Ok just maybe i messed up the caps. I dont think i did but who knows. I used the other engine to put in the thrust bearing and so forth in the correct spots. I did the arrows facing the way they were when they were on the engine.

You guys think i can remove maybe the rod caps and see if they were wrong and go from there. And yea im talking the driver mount its not hard to remove but i have needed a cherry picker everytime to get it back on the correct way.

When you took the pistons and rods out did you just take the cap off and sit it somewhere or did you do them one by one and reinstall the cap on the rod that you just took out.
 
I messed up with the rod caps im sure. I did remove all them at once and installed in some random order. Looks like i may have found out what i did wrong. Ill look to see if there is any indication showing me the correct order on the rod caps.

Thanks for helping me figure out my damn mistake, now to go feel like a damn idiot LOL.

Yea i just loosened the rods caps and now it spins free as a bird. I have decided to tighten each one till i find which ones are locking it up. I feel so relieved i wont have to pull my engine again.

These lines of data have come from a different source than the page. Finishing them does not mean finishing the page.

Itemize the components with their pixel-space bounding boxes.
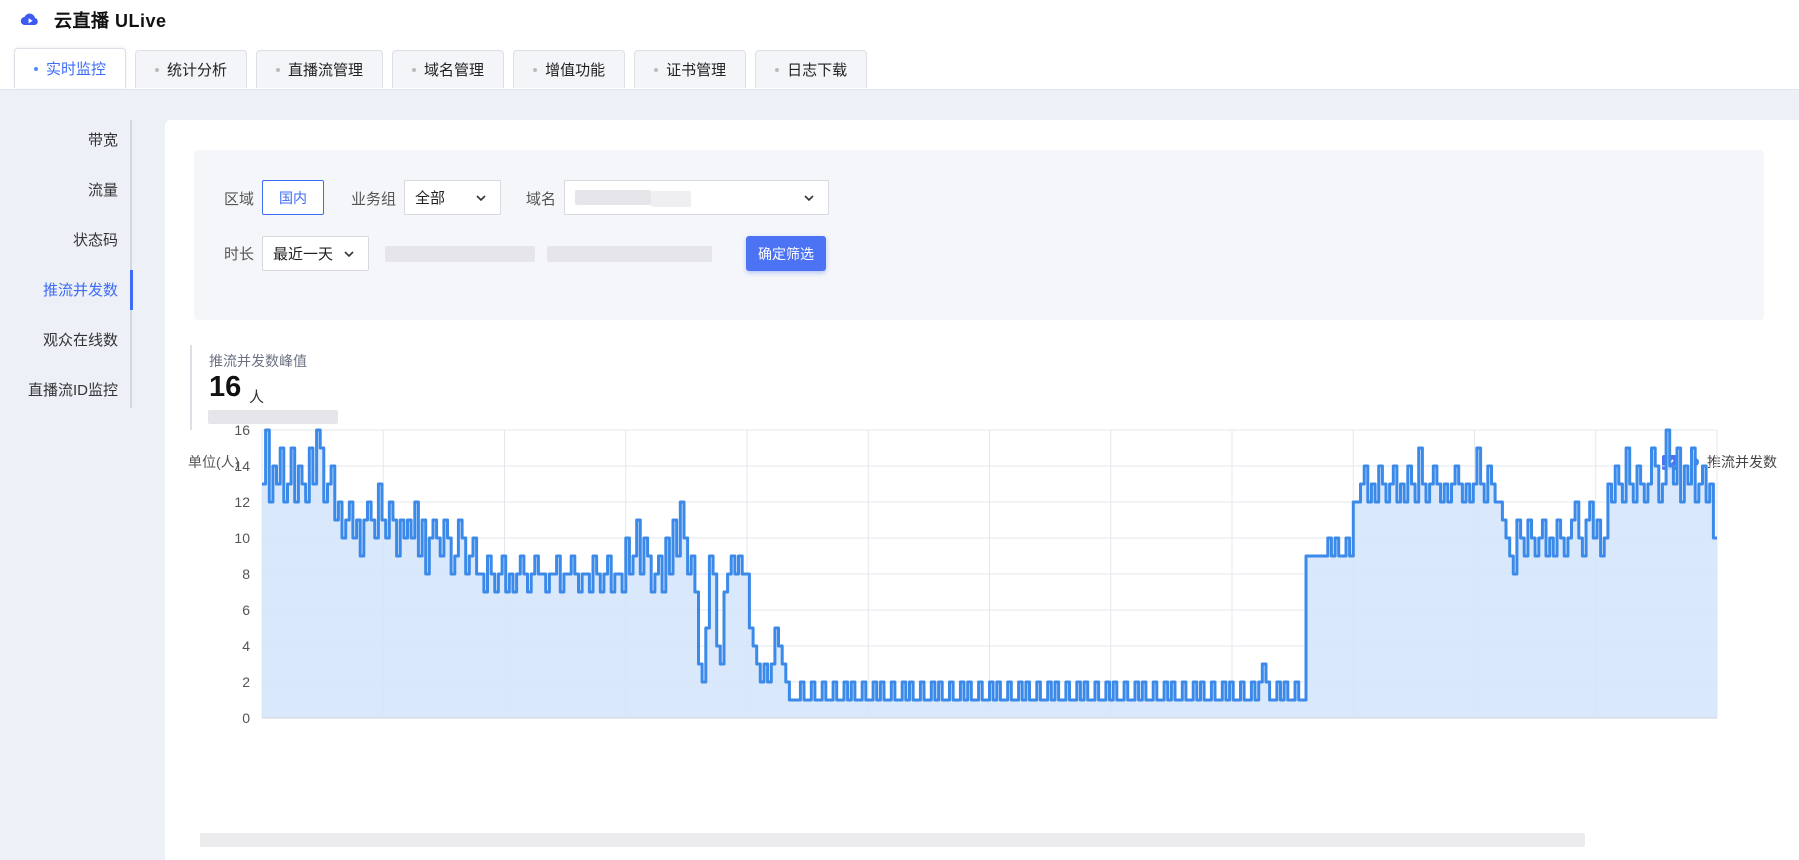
top-header: 云直播 ULive 实时监控 统计分析 直播流管理 域名管理 增值功能 证书管理…: [0, 0, 1799, 90]
tab-statistics[interactable]: 统计分析: [135, 50, 248, 88]
tab-stream-management[interactable]: 直播流管理: [256, 50, 384, 88]
brand: 云直播 ULive: [20, 6, 167, 34]
sidebar-item-traffic[interactable]: 流量: [88, 179, 118, 201]
tab-dot-icon: [654, 67, 659, 72]
tab-realtime-monitor[interactable]: 实时监控: [14, 48, 127, 88]
sidebar-item-status-code[interactable]: 状态码: [73, 229, 118, 251]
redacted-x-axis-labels: [200, 833, 1585, 847]
y-tick-label: 0: [242, 710, 250, 726]
cloud-play-logo-icon: [20, 13, 38, 26]
sidebar-active-indicator: [130, 270, 133, 310]
main-tabs: 实时监控 统计分析 直播流管理 域名管理 增值功能 证书管理 日志下载: [14, 48, 868, 88]
y-tick-label: 6: [242, 602, 250, 618]
concurrency-chart: 0 2 4 6 8 10 12 14 16: [234, 422, 1718, 726]
tab-label: 统计分析: [167, 62, 228, 79]
main-card: 区域 国内 业务组 全部 域名 时长 最近一天 确定筛选 推流并发数峰值 16 …: [165, 120, 1799, 860]
y-tick-label: 14: [234, 458, 250, 474]
y-tick-label: 10: [234, 530, 250, 546]
tab-dot-icon: [412, 67, 417, 72]
tab-dot-icon: [533, 67, 538, 72]
y-tick-label: 8: [242, 566, 250, 582]
tab-label: 日志下载: [787, 62, 848, 79]
tab-dot-icon: [155, 67, 160, 72]
tab-domain-management[interactable]: 域名管理: [392, 50, 505, 88]
sidebar-divider: [130, 120, 132, 408]
y-tick-label: 12: [234, 494, 250, 510]
tab-dot-icon: [775, 67, 780, 72]
tab-label: 直播流管理: [288, 62, 364, 79]
sidebar-item-push-concurrency[interactable]: 推流并发数: [43, 279, 118, 301]
y-tick-label: 2: [242, 674, 250, 690]
tab-dot-icon: [34, 66, 38, 71]
tab-label: 域名管理: [424, 62, 485, 79]
tab-label: 证书管理: [666, 62, 727, 79]
sidebar-item-online-viewers[interactable]: 观众在线数: [43, 329, 118, 351]
tab-certificates[interactable]: 证书管理: [634, 50, 747, 88]
sidebar-item-bandwidth[interactable]: 带宽: [88, 129, 118, 151]
tab-dot-icon: [276, 67, 281, 72]
app-title: 云直播 ULive: [54, 11, 167, 31]
tab-value-added[interactable]: 增值功能: [513, 50, 626, 88]
tab-log-download[interactable]: 日志下载: [755, 50, 868, 88]
sidebar: 带宽 流量 状态码 推流并发数 观众在线数 直播流ID监控: [0, 120, 133, 410]
sidebar-item-stream-id-monitor[interactable]: 直播流ID监控: [28, 379, 118, 401]
y-tick-label: 4: [242, 638, 250, 654]
tab-label: 增值功能: [545, 62, 606, 79]
tab-label: 实时监控: [46, 61, 107, 78]
y-tick-label: 16: [234, 422, 250, 438]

Thanks for every ones help!!

I also found a spun bearing down there. I have it all figured out just need to replace one of the bearings. I found that 2 caps were in the wrong place so now all is good. Ill let everyone know if it starts after i fix it.
 
Last edited:
You need to pull the bearings out of the rod and cap, install the cap and measure them to be sure that they are right. You could have 2 that are close, and have one with too much clearance and one with not enough. Just because the motor turns over doesn't mean that the cap is the right one. This motor isn't going to last long i hope you know. You have to have the correct clearances, and the journals have to be perfectly round.
 
As long as it lasts at least till next summer and i can rebuild it with New knife edge busher crank. New wiesco pistons and eagle rods. I more or less learned a lesson here. Next thing i get will be a micrometer. All i can say is that i am happy i might even get to drive this car. I mean the first 48 miles was like sticking your shit half way in but overthinking it. I just want to at least get some break in on the clutch and pp.
 
I guess we will see. Its not like im a moron but yea i mixed them up since they didn't have indicators on them. Im guaranteed 2 were right off the bat and the other were just switched. The bearings take 3-5 days to get here. Ill install the day i get them and be boosting in no time.
 
I guess we will see. Its not like im a moron but yea i mixed them up since they didn't have indicators on them. Im guaranteed 2 were right off the bat and the other were just switched. The bearings take 3-5 days to get here. Ill install the day i get them and be boosting in no time.

Just because it turns over doesn't mean that they are right on the other rods. Seriously, if you don't measure the inner bore of the rod with the caps on than it isn't going to last long at all.
 
Lifters. Check those on the exhaust side. Need to use a paperclip or something small enough to compress the lifters & push out all the oil. Then prime them.

This will hinder the cam turning off.
 
Lifters. Check those on the exhaust side. Need to use a paperclip or something small enough to compress the lifters & push out all the oil. Then prime them.

This will hinder the cam turning off.

Did you even read the thread, or did you just look at the title and make an assumption?
 
I will have to save the measurements for later. I cannot afford a micrometer atm. I just want to drive it a bit. I have total respect in what you say and yea i will probably never skip measuring again. There is always another build.
 
Swapped the bearing and did some more cap swapping and they seem to be in the correct order now. It starts up good and runs now.

I got it to warm up and i called it a day.